©️ 2020 John Hawkins
STATUS: Functional
For many business problems it is worthwhile understanding how accurate a machine learning model would need to be before you try and build it.
This information could be useful in prioritising projects or determining the quantity and quality of data that will be needed. Extremely accurate models for complicated problems typically require large amounts of data.
This application is a tool that allows you to estimate what the minimum performance characteristics would need to be for a machine learning problem. To make this estimate you will need to supply parameters that describe the costs and benefits of the context in which it will be used.
If you use MinViME in academic work please reference the following paper:
Hawkins, John.,(2020), Minimum Viable Model Estimates for Machine Learning Projects,
Proceedings of the 6th International Conference on Computer Science,
Engineering And Applications (CSEA 2020), pages 37-46, Issue 18, Volume 10,
DOI: 10.5121/csit.2020.101803
The application will make the estimate in terms of the ROC plot characteristics that satisfy the requirements. The constraints need to be provided as:
- A cost/benefit payoff matrix
- The required ROI
- Information about the volume and frequency of the event you are predicting.
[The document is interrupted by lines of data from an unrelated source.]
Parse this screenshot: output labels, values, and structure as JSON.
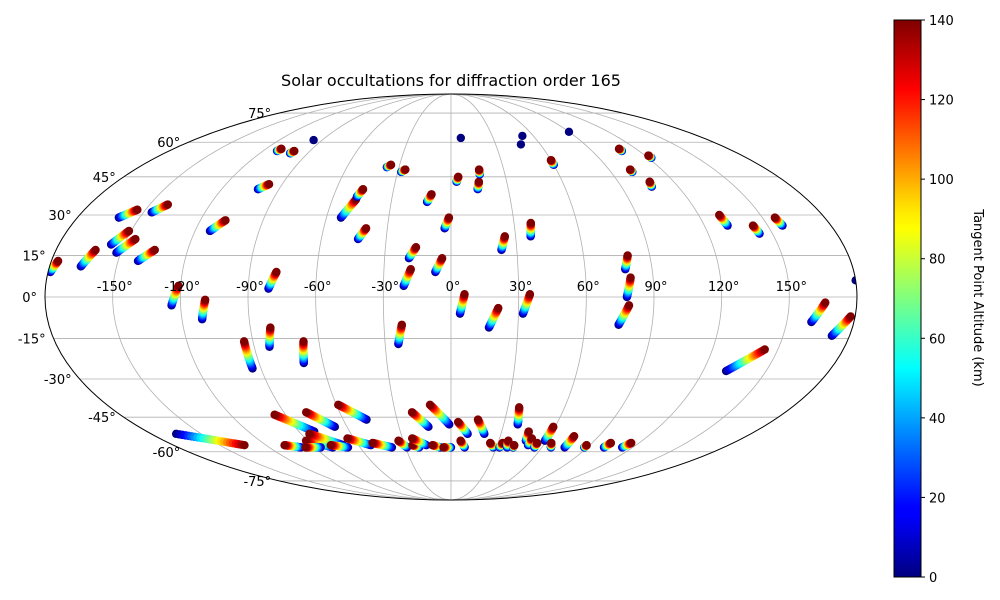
{
  "chart_data": {
    "type": "scatter",
    "projection": "mollweide",
    "title": "Solar occultations for diffraction order 165",
    "grid": true,
    "xaxis": {
      "range": [
        -180,
        180
      ],
      "ticks": [
        -150,
        -120,
        -90,
        -60,
        -30,
        0,
        30,
        60,
        90,
        120,
        150
      ],
      "tick_labels": [
        "-150°",
        "-120°",
        "-90°",
        "-60°",
        "-30°",
        "0°",
        "30°",
        "60°",
        "90°",
        "120°",
        "150°"
      ]
    },
    "yaxis": {
      "range": [
        -90,
        90
      ],
      "ticks": [
        -75,
        -60,
        -45,
        -30,
        -15,
        0,
        15,
        30,
        45,
        60,
        75
      ],
      "tick_labels": [
        "-75°",
        "-60°",
        "-45°",
        "-30°",
        "-15°",
        "0°",
        "15°",
        "30°",
        "45°",
        "60°",
        "75°"
      ]
    },
    "colorbar": {
      "label": "Tangent Point Altitude (km)",
      "colormap": "jet",
      "range": [
        0,
        140
      ],
      "ticks": [
        0,
        20,
        40,
        60,
        80,
        100,
        120,
        140
      ],
      "tick_labels": [
        "0",
        "20",
        "40",
        "60",
        "80",
        "100",
        "120",
        "140"
      ]
    },
    "occultations": [
      {
        "lon0": -179,
        "lat0": 9,
        "lon1": -177,
        "lat1": 13,
        "alt0": 0,
        "alt1": 140
      },
      {
        "lon0": -166,
        "lat0": 11,
        "lon1": -162,
        "lat1": 17,
        "alt0": 0,
        "alt1": 140
      },
      {
        "lon0": -156,
        "lat0": 19,
        "lon1": -151,
        "lat1": 24,
        "alt0": 0,
        "alt1": 140
      },
      {
        "lon0": -160,
        "lat0": 29,
        "lon1": -154,
        "lat1": 32,
        "alt0": 0,
        "alt1": 140
      },
      {
        "lon0": -152,
        "lat0": 16,
        "lon1": -146,
        "lat1": 21,
        "alt0": 0,
        "alt1": 140
      },
      {
        "lon0": -141,
        "lat0": 13,
        "lon1": -135,
        "lat1": 17,
        "alt0": 0,
        "alt1": 140
      },
      {
        "lon0": -146,
        "lat0": 31,
        "lon1": -141,
        "lat1": 34,
        "alt0": 0,
        "alt1": 140
      },
      {
        "lon0": -124,
        "lat0": -3,
        "lon1": -121,
        "lat1": 4,
        "alt0": 0,
        "alt1": 140
      },
      {
        "lon0": -111,
        "lat0": -8,
        "lon1": -109,
        "lat1": -1,
        "alt0": 0,
        "alt1": 140
      },
      {
        "lon0": -113,
        "lat0": 24,
        "lon1": -108,
        "lat1": 28,
        "alt0": 0,
        "alt1": 140
      },
      {
        "lon0": -101,
        "lat0": 40,
        "lon1": -97,
        "lat1": 42,
        "alt0": 0,
        "alt1": 140
      },
      {
        "lon0": -81,
        "lat0": 3,
        "lon1": -78,
        "lat1": 9,
        "alt0": 0,
        "alt1": 140
      },
      {
        "lon0": -83,
        "lat0": -18,
        "lon1": -81,
        "lat1": -11,
        "alt0": 0,
        "alt1": 140
      },
      {
        "lon0": -94,
        "lat0": -26,
        "lon1": -94,
        "lat1": -16,
        "alt0": 0,
        "alt1": 140
      },
      {
        "lon0": -69,
        "lat0": -24,
        "lon1": -67,
        "lat1": -16,
        "alt0": 0,
        "alt1": 140
      },
      {
        "lon0": -53,
        "lat0": 29,
        "lon1": -48,
        "lat1": 36,
        "alt0": 0,
        "alt1": 140
      },
      {
        "lon0": -48,
        "lat0": 37,
        "lon1": -46,
        "lat1": 40,
        "alt0": 0,
        "alt1": 140
      },
      {
        "lon0": -43,
        "lat0": 21,
        "lon1": -40,
        "lat1": 25,
        "alt0": 0,
        "alt1": 140
      },
      {
        "lon0": -21,
        "lat0": 4,
        "lon1": -18,
        "lat1": 10,
        "alt0": 0,
        "alt1": 140
      },
      {
        "lon0": -19,
        "lat0": 14,
        "lon1": -16,
        "lat1": 18,
        "alt0": 0,
        "alt1": 140
      },
      {
        "lon0": -24,
        "lat0": -17,
        "lon1": -22,
        "lat1": -10,
        "alt0": 0,
        "alt1": 140
      },
      {
        "lon0": -12,
        "lat0": 35,
        "lon1": -10,
        "lat1": 38,
        "alt0": 0,
        "alt1": 140
      },
      {
        "lon0": -7,
        "lat0": 9,
        "lon1": -4,
        "lat1": 14,
        "alt0": 0,
        "alt1": 140
      },
      {
        "lon0": -3,
        "lat0": 25,
        "lon1": -1,
        "lat1": 29,
        "alt0": 0,
        "alt1": 140
      },
      {
        "lon0": 4,
        "lat0": -6,
        "lon1": 6,
        "lat1": 1,
        "alt0": 0,
        "alt1": 140
      },
      {
        "lon0": 3,
        "lat0": 43,
        "lon1": 4,
        "lat1": 45,
        "alt0": 0,
        "alt1": 140
      },
      {
        "lon0": 14,
        "lat0": 40,
        "lon1": 15,
        "lat1": 43,
        "alt0": 0,
        "alt1": 140
      },
      {
        "lon0": 16,
        "lat0": 46,
        "lon1": 16,
        "lat1": 48,
        "alt0": 0,
        "alt1": 140
      },
      {
        "lon0": 17,
        "lat0": -11,
        "lon1": 21,
        "lat1": -4,
        "alt0": 0,
        "alt1": 140
      },
      {
        "lon0": 23,
        "lat0": 17,
        "lon1": 25,
        "lat1": 22,
        "alt0": 0,
        "alt1": 140
      },
      {
        "lon0": 32,
        "lat0": -6,
        "lon1": 35,
        "lat1": 1,
        "alt0": 0,
        "alt1": 140
      },
      {
        "lon0": 37,
        "lat0": 22,
        "lon1": 38,
        "lat1": 27,
        "alt0": 0,
        "alt1": 140
      },
      {
        "lon0": -37,
        "lat0": 49,
        "lon1": -35,
        "lat1": 50,
        "alt0": 0,
        "alt1": 140
      },
      {
        "lon0": -28,
        "lat0": 47,
        "lon1": -26,
        "lat1": 48,
        "alt0": 0,
        "alt1": 140
      },
      {
        "lon0": -101,
        "lat0": 55,
        "lon1": -100,
        "lat1": 56,
        "alt0": 0,
        "alt1": 140
      },
      {
        "lon0": -111,
        "lat0": 56,
        "lon1": -110,
        "lat1": 57,
        "alt0": 0,
        "alt1": 140
      },
      {
        "lon0": 60,
        "lat0": 50,
        "lon1": 60,
        "lat1": 52,
        "alt0": 0,
        "alt1": 140
      },
      {
        "lon0": 102,
        "lat0": 47,
        "lon1": 102,
        "lat1": 48,
        "alt0": 0,
        "alt1": 140
      },
      {
        "lon0": 106,
        "lat0": 41,
        "lon1": 107,
        "lat1": 43,
        "alt0": 0,
        "alt1": 140
      },
      {
        "lon0": 109,
        "lat0": 56,
        "lon1": 109,
        "lat1": 57,
        "alt0": 0,
        "alt1": 140
      },
      {
        "lon0": 122,
        "lat0": 53,
        "lon1": 122,
        "lat1": 54,
        "alt0": 0,
        "alt1": 140
      },
      {
        "lon0": 78,
        "lat0": 10,
        "lon1": 80,
        "lat1": 15,
        "alt0": 0,
        "alt1": 140
      },
      {
        "lon0": 78,
        "lat0": 0,
        "lon1": 80,
        "lat1": 7,
        "alt0": 0,
        "alt1": 140
      },
      {
        "lon0": 75,
        "lat0": -10,
        "lon1": 79,
        "lat1": -3,
        "alt0": 0,
        "alt1": 140
      },
      {
        "lon0": 131,
        "lat0": 26,
        "lon1": 130,
        "lat1": 30,
        "alt0": 0,
        "alt1": 140
      },
      {
        "lon0": 144,
        "lat0": 23,
        "lon1": 143,
        "lat1": 26,
        "alt0": 0,
        "alt1": 140
      },
      {
        "lon0": 157,
        "lat0": 26,
        "lon1": 156,
        "lat1": 29,
        "alt0": 0,
        "alt1": 140
      },
      {
        "lon0": 131,
        "lat0": -27,
        "lon1": 144,
        "lat1": -19,
        "alt0": 0,
        "alt1": 140
      },
      {
        "lon0": 161,
        "lat0": -9,
        "lon1": 166,
        "lat1": -2,
        "alt0": 0,
        "alt1": 140
      },
      {
        "lon0": 172,
        "lat0": -14,
        "lon1": 178,
        "lat1": -7,
        "alt0": 0,
        "alt1": 140
      },
      {
        "lon0": -165,
        "lat0": -52,
        "lon1": -134,
        "lat1": -57,
        "alt0": 0,
        "alt1": 140
      },
      {
        "lon0": -99,
        "lat0": -58,
        "lon1": -108,
        "lat1": -57,
        "alt0": 0,
        "alt1": 140
      },
      {
        "lon0": -81,
        "lat0": -51,
        "lon1": -96,
        "lat1": -44,
        "alt0": 0,
        "alt1": 140
      },
      {
        "lon0": -78,
        "lat0": -58,
        "lon1": -91,
        "lat1": -55,
        "alt0": 0,
        "alt1": 140
      },
      {
        "lon0": -86,
        "lat0": -58,
        "lon1": -96,
        "lat1": -58,
        "alt0": 0,
        "alt1": 140
      },
      {
        "lon0": -67,
        "lat0": -49,
        "lon1": -78,
        "lat1": -43,
        "alt0": 0,
        "alt1": 140
      },
      {
        "lon0": -70,
        "lat0": -57,
        "lon1": -85,
        "lat1": -52,
        "alt0": 0,
        "alt1": 140
      },
      {
        "lon0": -68,
        "lat0": -58,
        "lon1": -78,
        "lat1": -57,
        "alt0": 0,
        "alt1": 140
      },
      {
        "lon0": -47,
        "lat0": -46,
        "lon1": -59,
        "lat1": -40,
        "alt0": 0,
        "alt1": 140
      },
      {
        "lon0": -52,
        "lat0": -57,
        "lon1": -64,
        "lat1": -54,
        "alt0": 0,
        "alt1": 140
      },
      {
        "lon0": -39,
        "lat0": -58,
        "lon1": -50,
        "lat1": -56,
        "alt0": 0,
        "alt1": 140
      },
      {
        "lon0": -29,
        "lat0": -58,
        "lon1": -33,
        "lat1": -55,
        "alt0": 0,
        "alt1": 140
      },
      {
        "lon0": -21,
        "lat0": -58,
        "lon1": -25,
        "lat1": -57,
        "alt0": 0,
        "alt1": 140
      },
      {
        "lon0": -13,
        "lat0": -49,
        "lon1": -21,
        "lat1": -43,
        "alt0": 0,
        "alt1": 140
      },
      {
        "lon0": -16,
        "lat0": -57,
        "lon1": -24,
        "lat1": -54,
        "alt0": 0,
        "alt1": 140
      },
      {
        "lon0": -1,
        "lat0": -48,
        "lon1": -11,
        "lat1": -40,
        "alt0": 0,
        "alt1": 140
      },
      {
        "lon0": -7,
        "lat0": -58,
        "lon1": -12,
        "lat1": -57,
        "alt0": 0,
        "alt1": 140
      },
      {
        "lon0": 0,
        "lat0": -58,
        "lon1": -5,
        "lat1": -58,
        "alt0": 0,
        "alt1": 140
      },
      {
        "lon0": 10,
        "lat0": -52,
        "lon1": 4,
        "lat1": -47,
        "alt0": 0,
        "alt1": 140
      },
      {
        "lon0": 9,
        "lat0": -58,
        "lon1": 6,
        "lat1": -55,
        "alt0": 0,
        "alt1": 140
      },
      {
        "lon0": 20,
        "lat0": -52,
        "lon1": 15,
        "lat1": -46,
        "alt0": 0,
        "alt1": 140
      },
      {
        "lon0": 28,
        "lat0": -58,
        "lon1": 25,
        "lat1": -56,
        "alt0": 0,
        "alt1": 140
      },
      {
        "lon0": 32,
        "lat0": -58,
        "lon1": 33,
        "lat1": -56,
        "alt0": 0,
        "alt1": 140
      },
      {
        "lon0": 38,
        "lat0": -48,
        "lon1": 36,
        "lat1": -41,
        "alt0": 0,
        "alt1": 140
      },
      {
        "lon0": 37,
        "lat0": -58,
        "lon1": 36,
        "lat1": -55,
        "alt0": 0,
        "alt1": 140
      },
      {
        "lon0": 41,
        "lat0": -58,
        "lon1": 41,
        "lat1": -57,
        "alt0": 0,
        "alt1": 140
      },
      {
        "lon0": 47,
        "lat0": -55,
        "lon1": 46,
        "lat1": -51,
        "alt0": 0,
        "alt1": 140
      },
      {
        "lon0": 50,
        "lat0": -57,
        "lon1": 50,
        "lat1": -54,
        "alt0": 0,
        "alt1": 140
      },
      {
        "lon0": 55,
        "lat0": -58,
        "lon1": 55,
        "lat1": -56,
        "alt0": 0,
        "alt1": 140
      },
      {
        "lon0": 59,
        "lat0": -55,
        "lon1": 59,
        "lat1": -49,
        "alt0": 0,
        "alt1": 140
      },
      {
        "lon0": 66,
        "lat0": -58,
        "lon1": 64,
        "lat1": -56,
        "alt0": 0,
        "alt1": 140
      },
      {
        "lon0": 75,
        "lat0": -58,
        "lon1": 75,
        "lat1": -53,
        "alt0": 0,
        "alt1": 140
      },
      {
        "lon0": 88,
        "lat0": -58,
        "lon1": 88,
        "lat1": -57,
        "alt0": 0,
        "alt1": 140
      },
      {
        "lon0": 101,
        "lat0": -58,
        "lon1": 102,
        "lat1": -56,
        "alt0": 0,
        "alt1": 140
      },
      {
        "lon0": 113,
        "lat0": -58,
        "lon1": 115,
        "lat1": -56,
        "alt0": 0,
        "alt1": 140
      }
    ],
    "points": [
      {
        "lon": -96,
        "lat": 61,
        "alt": 0
      },
      {
        "lon": 7,
        "lat": 62,
        "alt": 0
      },
      {
        "lon": 52,
        "lat": 63,
        "alt": 0
      },
      {
        "lon": 47,
        "lat": 59,
        "alt": 0
      },
      {
        "lon": 90,
        "lat": 65,
        "alt": 0
      },
      {
        "lon": 180,
        "lat": 6,
        "alt": 0
      }
    ]
  }
}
See examples in the scripts directory
In Progress
The application will make an estimate in terms of the minimum RMSE, MAE, and MAPE. You will need to specify how the difference between actual and predicted values will affect the business outcome. This can be as either proportional costs for errors that are too high ot too low, or as costs for predictions above a specified margin of error.
In order to produce a MAPE score regardless of the distribution we add a nominal value of 0.0001 to calculate the percentage error when actuals are zero. There are many situations in which this would not be acceptable, for example, when the quantities being prediced are in fact very low value real numbers. If your target distribution has many zero values and is confined to values that very close to zero then please ignore the MAPE estimates.
You can use this application in multiple ways. The core application will launch a Flask web application through which you can enter the parameters of the business problem you require an estimate for.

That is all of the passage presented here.